Within days, the European Commission will decide how to implement one of the least-discussed provisions of the Digital Markets Act. Officially, it concerns Google's obligation to share anonymised search and click data with competing search engines. In reality, the decision will determine whether Europe can build an independent digital information infrastructure in the age of artificial intelligence.
Everyone knows George Orwell's Nineteen Eighty-Four. Yet it may have been Aldous Huxley who, in the 1930s, described our digital age more clearly. In Brave New World, Huxley’s dystopia did not depend on coercion, surveillance or violence. It depended on something far more subtle: people voluntarily surrendering their freedom in exchange for convenience.
Nearly ninety years later, Harvard professor Shoshana Zuboff showed in The Age of Surveillance Capitalism how that fiction had become reality. Google, she argued, built a business model around the systematic capture of human behaviour. The goal was no longer merely to understand what people had done, but increasingly to predict what they would do next. Nobody forced us to participate. We consented, one search at a time.
That model now controls around 89 per cent of Europe's search market, according to StatCounter. In August 2024, Judge Amit Mehta of the U.S. District Court for the District of Columbia concluded in United States v. Google LLC that Google had unlawfully maintained a monopoly in general internet search. Yet the European Commission will now decide whether that monopoly can be challenged for the first time through a structural remedy rather than another financial penalty.
Google Search is now far more than a search engine. Through its ranking algorithms, the company determines which news sources Europeans find, which businesses customers discover and which political perspectives gain visibility. It has become arguably the largest information empire ever created.
Since 2017, the European Commission has imposed more than €8.2 billion in competition fines on Google and its parent company, Alphabet, for abuses ranging from favouring its own comparison-shopping service and tying Google Search and Chrome to Android to excluding competing advertising technologies.
Meanwhile, the economics of monopoly have continued to work in Google's favour. Europe's digital advertising market is worth approximately €120 billion each year. According to evidence examined during the Commission's competition investigations, Google captures around 35 per cent of the revenue generated across the digital advertising value chain. Alphabet’s global advertising revenue exceeded US$260 billion in 2024 alone.
Against figures of that scale, even record-breaking fines cease to be an effective deterrent. While legal proceedings continue for years, Google's data advantage, market power and revenues continue to grow. In other words, financial penalties may punish past misconduct, but they do not dismantle monopolies.
That is precisely why Article 6(11) matters.

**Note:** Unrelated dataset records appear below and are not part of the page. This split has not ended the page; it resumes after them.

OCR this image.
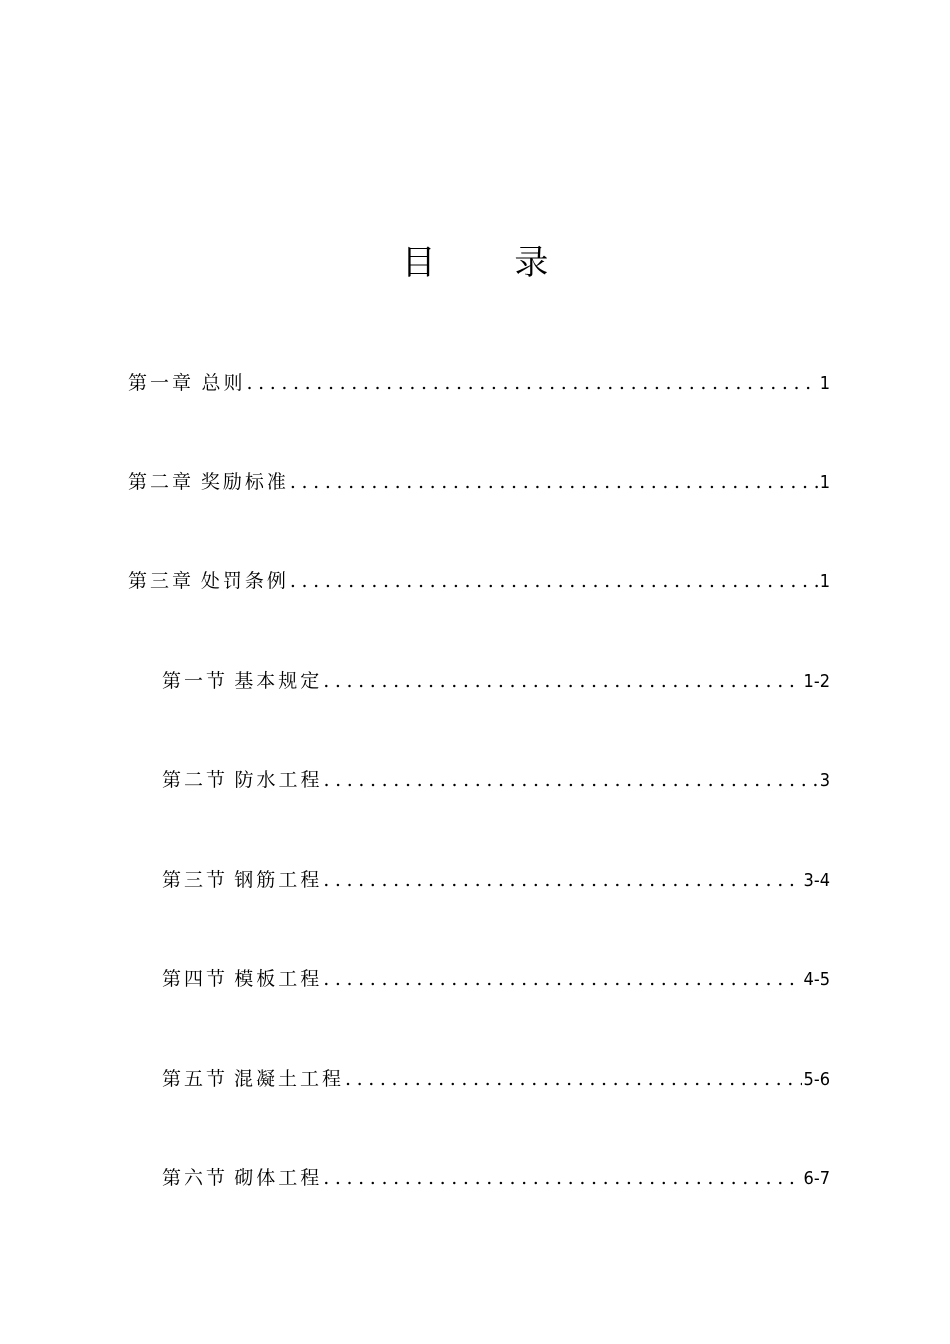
目 录
第一章 总则 .....	1
第二章 奖励标准 .....	1
第三章 处罚条例 .....	1
第一节 基本规定 .....	1-2
第二节 防水工程 .....	3
第三节 钢筋工程 .....	3-4
第四节 模板工程 .....	4-5
第五节 混凝土工程 .....	5-6
第六节 砌体工程 .....	6-7
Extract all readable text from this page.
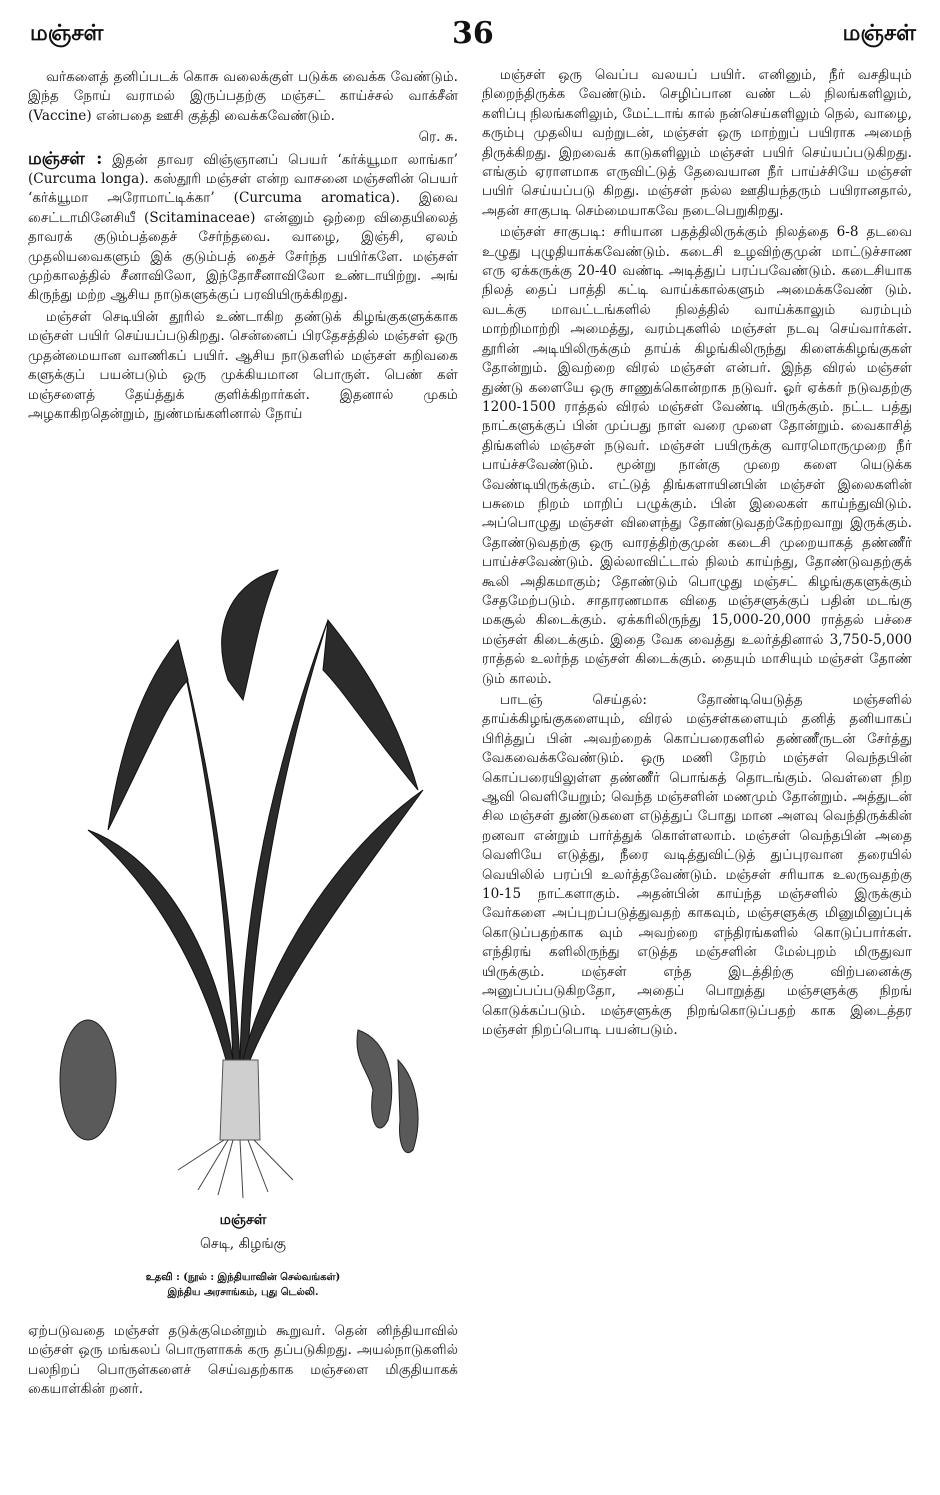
மஞ்சள்	36	மஞ்சள்

வர்களைத் தனிப்படக் கொசு வலைக்குள் படுக்க வைக்க வேண்டும். இந்த நோய் வராமல் இருப்பதற்கு மஞ்சட் காய்ச்சல் வாக்சீன் (Vaccine) என்பதை ஊசி குத்தி வைக்கவேண்டும்.

ரெ. சு.

மஞ்சள் : இதன் தாவர விஞ்ஞானப் பெயர் ‘கர்க்யூமா லாங்கா’ (Curcuma longa). கஸ்தூரி மஞ்சள் என்ற வாசனை மஞ்சளின் பெயர் ‘கர்க்யூமா அரோமாட்டிக்கா’ (Curcuma aromatica). இவை சைட்டாமினேசியீ (Scitaminaceae) என்னும் ஒற்றை விதையிலைத் தாவரக் குடும்பத்தைச் சேர்ந்தவை. வாழை, இஞ்சி, ஏலம் முதலியவைகளும் இக் குடும்பத் தைச் சேர்ந்த பயிர்களே. மஞ்சள் முற்காலத்தில் சீனாவிலோ, இந்தோசீனாவிலோ உண்டாயிற்று. அங் கிருந்து மற்ற ஆசிய நாடுகளுக்குப் பரவியிருக்கிறது.

மஞ்சள் செடியின் தூரில் உண்டாகிற தண்டுக் கிழங்குகளுக்காக மஞ்சள் பயிர் செய்யப்படுகிறது. சென்னைப் பிரதேசத்தில் மஞ்சள் ஒரு முதன்மையான வாணிகப் பயிர். ஆசிய நாடுகளில் மஞ்சள் கறிவகை களுக்குப் பயன்படும் ஒரு முக்கியமான பொருள். பெண் கள் மஞ்சளைத் தேய்த்துக் குளிக்கிறார்கள். இதனால் முகம் அழகாகிறதென்றும், நுண்மங்களினால் நோய்

மஞ்சள்
செடி, கிழங்கு
உதவி : (நூல் : இந்தியாவின் செல்வங்கள்)
இந்திய அரசாங்கம், புது டெல்லி.

ஏற்படுவதை மஞ்சள் தடுக்குமென்றும் கூறுவர். தென் னிந்தியாவில் மஞ்சள் ஒரு மங்கலப் பொருளாகக் கரு தப்படுகிறது. அயல்நாடுகளில் பலநிறப் பொருள்களைச் செய்வதற்காக மஞ்சளை மிகுதியாகக் கையாள்கின் றனர்.

மஞ்சள் ஒரு வெப்ப வலயப் பயிர். எனினும், நீர் வசதியும் நிறைந்திருக்க வேண்டும். செழிப்பான வண் டல் நிலங்களிலும், களிப்பு நிலங்களிலும், மேட்டாங் கால் நன்செய்களிலும் நெல், வாழை, கரும்பு முதலிய வற்றுடன், மஞ்சள் ஒரு மாற்றுப் பயிராக அமைந் திருக்கிறது. இறவைக் காடுகளிலும் மஞ்சள் பயிர் செய்யப்படுகிறது. எங்கும் ஏராளமாக எருவிட்டுத் தேவையான நீர் பாய்ச்சியே மஞ்சள் பயிர் செய்யப்படு கிறது. மஞ்சள் நல்ல ஊதியந்தரும் பயிரானதால், அதன் சாகுபடி செம்மையாகவே நடைபெறுகிறது.

மஞ்சள் சாகுபடி: சரியான பதத்திலிருக்கும் நிலத்தை 6-8 தடவை உழுது புழுதியாக்கவேண்டும். கடைசி உழவிற்குமுன் மாட்டுச்சாண எரு ஏக்கருக்கு 20-40 வண்டி அடித்துப் பரப்பவேண்டும். கடைசியாக நிலத் தைப் பாத்தி கட்டி வாய்க்கால்களும் அமைக்கவேண் டும். வடக்கு மாவட்டங்களில் நிலத்தில் வாய்க்காலும் வரம்பும் மாற்றிமாற்றி அமைத்து, வரம்புகளில் மஞ்சள் நடவு செய்வார்கள். தூரின் அடியிலிருக்கும் தாய்க் கிழங்கிலிருந்து கிளைக்கிழங்குகள் தோன்றும். இவற்றை விரல் மஞ்சள் என்பர். இந்த விரல் மஞ்சள் துண்டு களையே ஒரு சாணுக்கொன்றாக நடுவர். ஓர் ஏக்கர் நடுவதற்கு 1200-1500 ராத்தல் விரல் மஞ்சள் வேண்டி யிருக்கும். நட்ட பத்து நாட்களுக்குப் பின் முப்பது நாள் வரை முளை தோன்றும். வைகாசித் திங்களில் மஞ்சள் நடுவர். மஞ்சள் பயிருக்கு வாரமொருமுறை நீர் பாய்ச்சவேண்டும். மூன்று நான்கு முறை களை யெடுக்க வேண்டியிருக்கும். எட்டுத் திங்களாயினபின் மஞ்சள் இலைகளின் பசுமை நிறம் மாறிப் பழுக்கும். பின் இலைகள் காய்ந்துவிடும். அப்பொழுது மஞ்சள் விளைந்து தோண்டுவதற்கேற்றவாறு இருக்கும். தோண்டுவதற்கு ஒரு வாரத்திற்குமுன் கடைசி முறையாகத் தண்ணீர் பாய்ச்சவேண்டும். இல்லாவிட்டால் நிலம் காய்ந்து, தோண்டுவதற்குக் கூலி அதிகமாகும்; தோண்டும் பொழுது மஞ்சட் கிழங்குகளுக்கும் சேதமேற்படும். சாதாரணமாக விதை மஞ்சளுக்குப் பதின் மடங்கு மகசூல் கிடைக்கும். ஏக்கரிலிருந்து 15,000-20,000 ராத்தல் பச்சை மஞ்சள் கிடைக்கும். இதை வேக வைத்து உலர்த்தினால் 3,750-5,000 ராத்தல் உலர்ந்த மஞ்சள் கிடைக்கும். தையும் மாசியும் மஞ்சள் தோண் டும் காலம்.

பாடஞ் செய்தல்: தோண்டியெடுத்த மஞ்சளில் தாய்க்கிழங்குகளையும், விரல் மஞ்சள்களையும் தனித் தனியாகப் பிரித்துப் பின் அவற்றைக் கொப்பரைகளில் தண்ணீருடன் சேர்த்து வேகவைக்கவேண்டும். ஒரு மணி நேரம் மஞ்சள் வெந்தபின் கொப்பரையிலுள்ள தண்ணீர் பொங்கத் தொடங்கும். வெள்ளை நிற ஆவி வெளியேறும்; வெந்த மஞ்சளின் மணமும் தோன்றும். அத்துடன் சில மஞ்சள் துண்டுகளை எடுத்துப் போது மான அளவு வெந்திருக்கின் றனவா என்றும் பார்த்துக் கொள்ளலாம். மஞ்சள் வெந்தபின் அதை வெளியே எடுத்து, நீரை வடித்துவிட்டுத் துப்புரவான தரையில் வெயிலில் பரப்பி உலர்த்தவேண்டும். மஞ்சள் சரியாக உலருவதற்கு 10-15 நாட்களாகும். அதன்பின் காய்ந்த மஞ்சளில் இருக்கும் வேர்களை அப்புறப்படுத்துவதற் காகவும், மஞ்சளுக்கு மினுமினுப்புக் கொடுப்பதற்காக வும் அவற்றை எந்திரங்களில் கொடுப்பார்கள். எந்திரங் களிலிருந்து எடுத்த மஞ்சளின் மேல்புறம் மிருதுவா யிருக்கும். மஞ்சள் எந்த இடத்திற்கு விற்பனைக்கு அனுப்பப்படுகிறதோ, அதைப் பொறுத்து மஞ்சளுக்கு நிறங் கொடுக்கப்படும். மஞ்சளுக்கு நிறங்கொடுப்பதற் காக இடைத்தர மஞ்சள் நிறப்பொடி பயன்படும்.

Data, power and competition
The provision requires Google to share anonymised search and click data with competing European search engines, enabling them to compete on more equal terms. The objective is not to punish Google or favour individual competitors. It is to restore competition by reducing the historical data advantage that no rival could ever replicate on its own.
Google has opposed this obligation by invoking user privacy. Privacy is one of Europe's greatest achievements, and it deserves robust protection. But Article 6(11) does not require the sharing of personal search histories or identifiable user information. It concerns anonymised search queries, ranking signals and click patterns.

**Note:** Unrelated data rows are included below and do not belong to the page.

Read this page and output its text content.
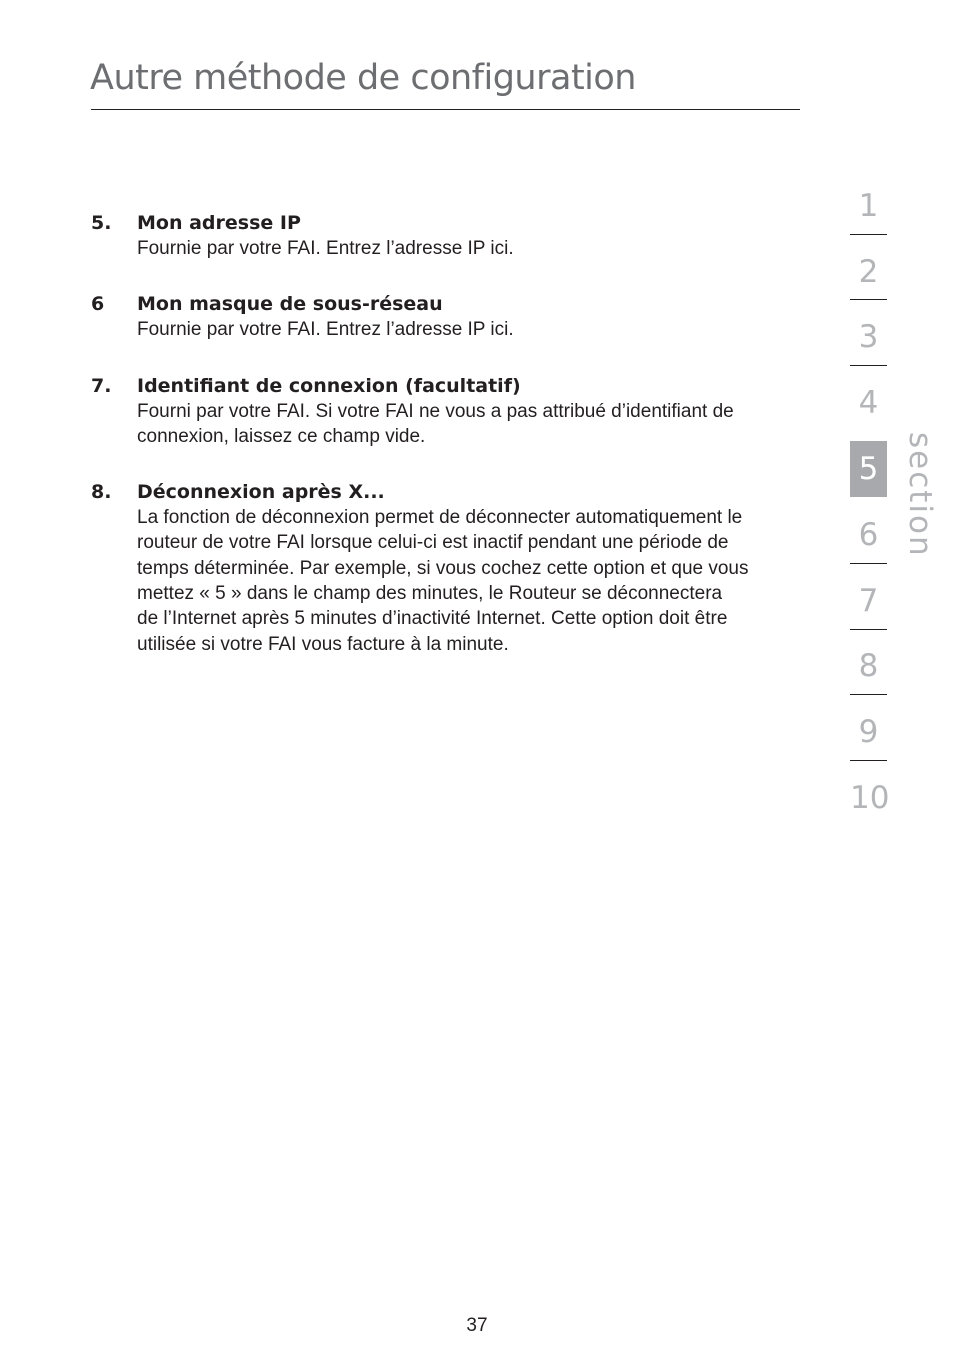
Autre méthode de configuration
5. Mon adresse IP
Fournie par votre FAI. Entrez l’adresse IP ici.
6 Mon masque de sous-réseau
Fournie par votre FAI. Entrez l’adresse IP ici.
7. Identifiant de connexion (facultatif)
Fourni par votre FAI. Si votre FAI ne vous a pas attribué d’identifiant de
connexion, laissez ce champ vide.
8. Déconnexion après X...
La fonction de déconnexion permet de déconnecter automatiquement le
routeur de votre FAI lorsque celui-ci est inactif pendant une période de
temps déterminée. Par exemple, si vous cochez cette option et que vous
mettez « 5 » dans le champ des minutes, le Routeur se déconnectera
de l’Internet après 5 minutes d’inactivité Internet. Cette option doit être
utilisée si votre FAI vous facture à la minute.
1
2
3
4
5
6
7
8
9
10
section
37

Yet during the European Commission's DMA compliance workshops in 2025, Google proposed anonymisation thresholds that, according to the participating European search engines, would render around 99 per cent of search queries unusable. A legal obligation that leaves only one per cent of the data usable is, in practice, no obligation at all.
Meanwhile, Google continues to use the same data internally across the Alphabet ecosystem – to improve Search, optimise its advertising business and train its AI models. If the Commission were to accept Google's interpretation, privacy would become an unintended shield for a monopoly rather than a safeguard for citizens.
The real threat to privacy is not the carefully designed remedy foreseen by the Digital Markets Act. It is the continued concentration of the search histories, click behaviour and information patterns of more than 450 million Europeans in the hands of a single American company.
Those same datasets now power far more than search. They have become one of the most valuable resources for artificial intelligence.
Every search query reveals what people genuinely want to know. Every click indicates which information they trust. Every ranking signal captures how knowledge is organised and evaluated. Together, these behavioural patterns form one of the richest training resources available for modern AI systems.
Europe is investing billions in AI, sovereign cloud infrastructure and data centres. Those investments are essential. But data centres answer only one question: where information is stored. They do not answer the more important question of who controls access to the data on which Europe’s future AI systems will be trained.
Giving European search engines access to these datasets is therefore not about lowering privacy standards. It is exactly the opposite. It is about giving Europe the opportunity to build an independent search and knowledge infrastructure that will eventually make dependence unnecessary.